Bir
Ramazan ayı hayatımızdan geldi geçti. Kavuşmayı hasretle beklediğimiz ama dünya koşuşturması içinde, geldiğinde de hakkıyla ağırlayamadığımız bu
mübarek ayın gidişi hepimizi hüzünlendirdi.
Fakat Ramazan’ın gidişi sadece bu ayda
sağanak sağanak yağan rahmet ve mağfiret yağmurundan istifade etmeye çalışanları üzmüyor. Bir ay boyunca bu mübarek ayı ve onun hediyesi orucu karalamaya çalışanlar da şimdi bir üzüntü içinde. Zira 30 günlük Ramazan süresince bir
takım gazeteler bir sürü üçüncü sayfa haberini Ramazan ve oruca mal etmeyi kendilerine görev bilmişlerdi.
Hepsi de yalan çıktı. Ve özellikle uydurulmuş oldukları bir bir gerçekler ortaya dökülerek ispatlandı. Daha ramazan ayının ilk sahurundan başlayan
yalan haberler son
iftara kadar devam etti. Vicdanları sızlamayan,
Allah korkusu olmayan, yüzü kızarmayan bir takım sözde gazeteciler 11 ayın sultanına gölge düşürüp onu “öcü” gibi göstermek için ellerinden geleni yaptı. Sonuç elde var kocca bir sıfır.

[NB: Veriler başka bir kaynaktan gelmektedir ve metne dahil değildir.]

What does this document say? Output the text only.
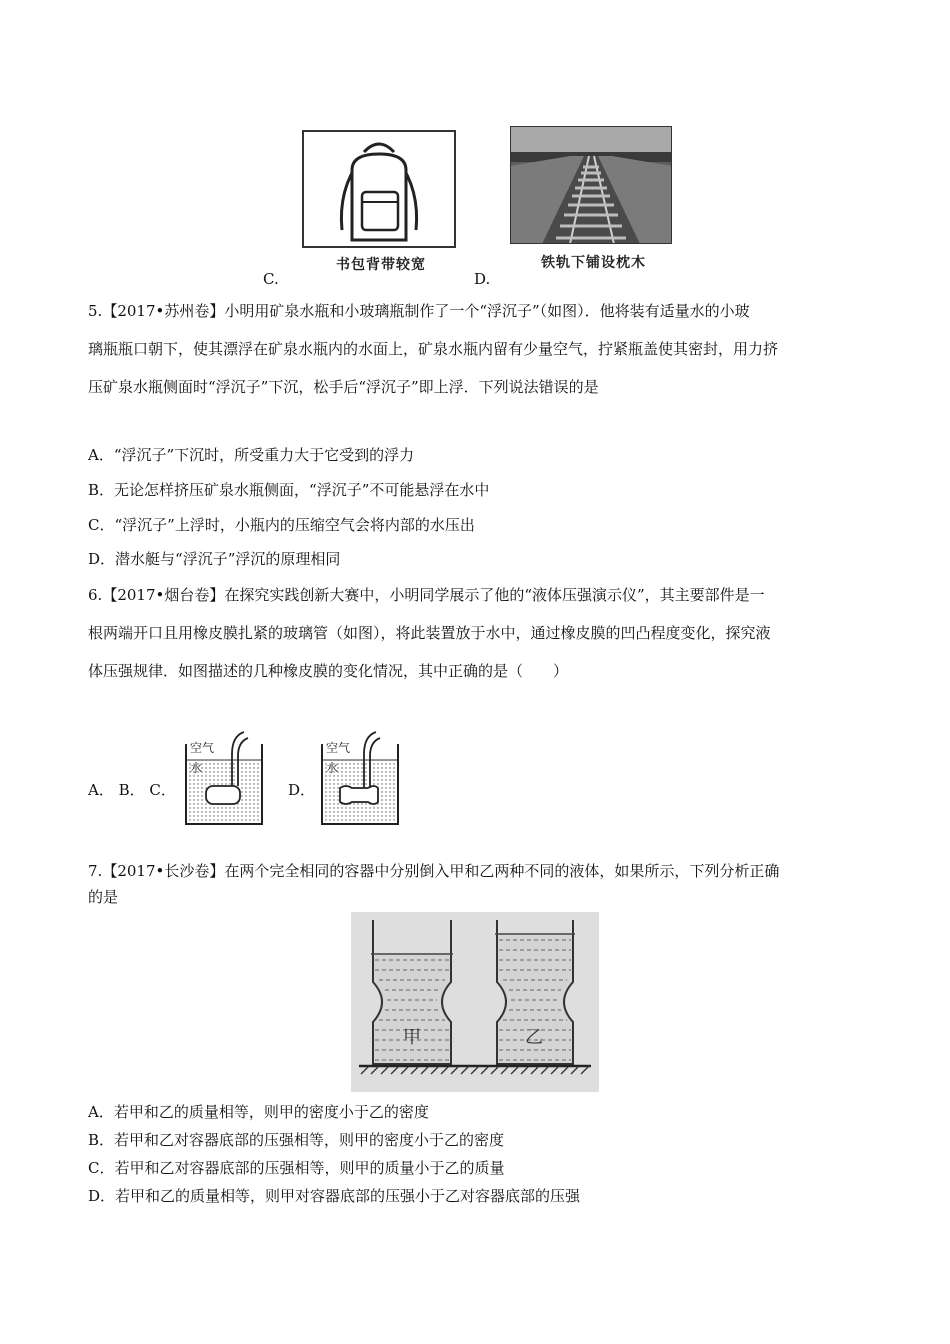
书包背带较宽
C.
铁轨下铺设枕木
D.
5.【2017•苏州卷】小明用矿泉水瓶和小玻璃瓶制作了一个“浮沉子”（如图）．他将装有适量水的小玻
璃瓶瓶口朝下，使其漂浮在矿泉水瓶内的水面上，矿泉水瓶内留有少量空气，拧紧瓶盖使其密封，用力挤
压矿泉水瓶侧面时“浮沉子”下沉，松手后“浮沉子”即上浮．下列说法错误的是
A．“浮沉子”下沉时，所受重力大于它受到的浮力
B．无论怎样挤压矿泉水瓶侧面，“浮沉子”不可能悬浮在水中
C．“浮沉子”上浮时，小瓶内的压缩空气会将内部的水压出
D．潜水艇与“浮沉子”浮沉的原理相同
6.【2017•烟台卷】在探究实践创新大赛中，小明同学展示了他的“液体压强演示仪”，其主要部件是一
根两端开口且用橡皮膜扎紧的玻璃管（如图），将此装置放于水中，通过橡皮膜的凹凸程度变化，探究液
体压强规律．如图描述的几种橡皮膜的变化情况，其中正确的是（　　）
A． B． C．
空气
水
D．
空气
水
7.【2017•长沙卷】在两个完全相同的容器中分别倒入甲和乙两种不同的液体，如果所示，下列分析正确
的是
甲	乙
A．若甲和乙的质量相等，则甲的密度小于乙的密度
B．若甲和乙对容器底部的压强相等，则甲的密度小于乙的密度
C．若甲和乙对容器底部的压强相等，则甲的质量小于乙的质量
D．若甲和乙的质量相等，则甲对容器底部的压强小于乙对容器底部的压强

Her yaptıkları haber yine bizzat olayları yaşayanlar tarafından yalanlandı. Bir ay süresince yapılan bu tür yalan ve maksatlı haberlerin aslını astarını ortaya çıkarma görevi de bizlere düştü. Sağduyu sahibi yayın organları Allah’tan korkmaz kuldan utanmazlara gerekli cevapları verdi. Fakat utanmak, sıkılmak, mahcup olmak da bir erdemdir. Allah bu tür insanlara o kadarcığını da nasip etmediğinden, onlar son ana kadar bir
cinayeti, bir adam
yaralamayı, bir
kavgayı oruca yüklemeyi sürdürdü.
İlk sahur gecesi
Ankara Kızılay’da bara beraber gidip
alkol alan grup çıkışta birbirleriyle kavga etmeye başlıyor. Ve iki kişi kendi arkadaşlarınca dövülüyor. Olayın ertesi sabahki gazeteye yansıması “sahurda alkol alanlara meydan dayağı” şeklinde oluyor.
Antalya’da bir
baba oğlunu dövüyor. Haberin başlığı “baba oruç tutmayan oğlunu döverek hastanelik etti.” Sonradan baba da oğlu da bizzat haberi yalanlıyor ve babanın oğlunu
ders çalışmayıp haylazlık yaptığı için dövdüğü ortaya çıkıyor. Dövme olayının tasvip edilecek tarafı yok ama olayın oruçla
servis edilmesinin maksadı belli.
Başka haber. Şehrin birinde bir mekansız öldürülüyor. Haber “4
genç Ramazanda alkol alıyor diye adamı döve döve öldürdü” şeklinde veriliyor. Olayın aslı sonradan ortaya çıkıyor. Adam gençlerin yolunu kesip
haraç istiyor onlar da vermeyince kavga çıkıyor gençler adamı öldürüyor. Bunun ramazanla ne ilgisi var ? Bu ülkede Ramazan dışındaki aylarda hiç mi cinayet, yaralama,
gasp, kavga dövüş olmuyor.
Ankara’da bir TRT çalışanı bir işhanının girişinde arkadaşıyla tartışırken esnaf çevreyi rahatsız ettiği gerekçesiyle kendisini uyarıyor. Ve olay küfürleşmeye dönüşünce kavga çıkıyor. Haber; “TRT çalışanına ramazanda sigara dayağı” olarak veriliyor. Yaptıkları bütün maksatlı ramazan haberleri yalan çıkanlar son günde de boş durmuyor. Bu kez “bir doktor ameliyattaki hastayı bırakıp iftara gitti” şeklinde üstelik
manşetin üstünde bir haber göze çarpıyor. İlk okuduğunuzda “bu kadar da olmaz, insan nasıl hastayı bırakıp oruç açmaya gider” diyorsunuz. Doktorun iftar için ameliyattan ayrıldığı doğru. Fakat gazete haberi oruca mal ettikten sonra iç sayfalarda bu tür olayların olabileceğini uzun süren ameliyatlarda doktorların yeme içme ve sair ihtiyaçlar için ameliyattan ayrılabileceğini yazıyor. Peki ramazan olmasaydı ve bu doktor 8 saatlik ameliyattan bir şeyler atıştırmak için kısa süreliğine ayrılsaydı bu haber olur muydu ? Olmazdı çünkü zaten bütün ameliyatlarda böyle yapılıyormuş.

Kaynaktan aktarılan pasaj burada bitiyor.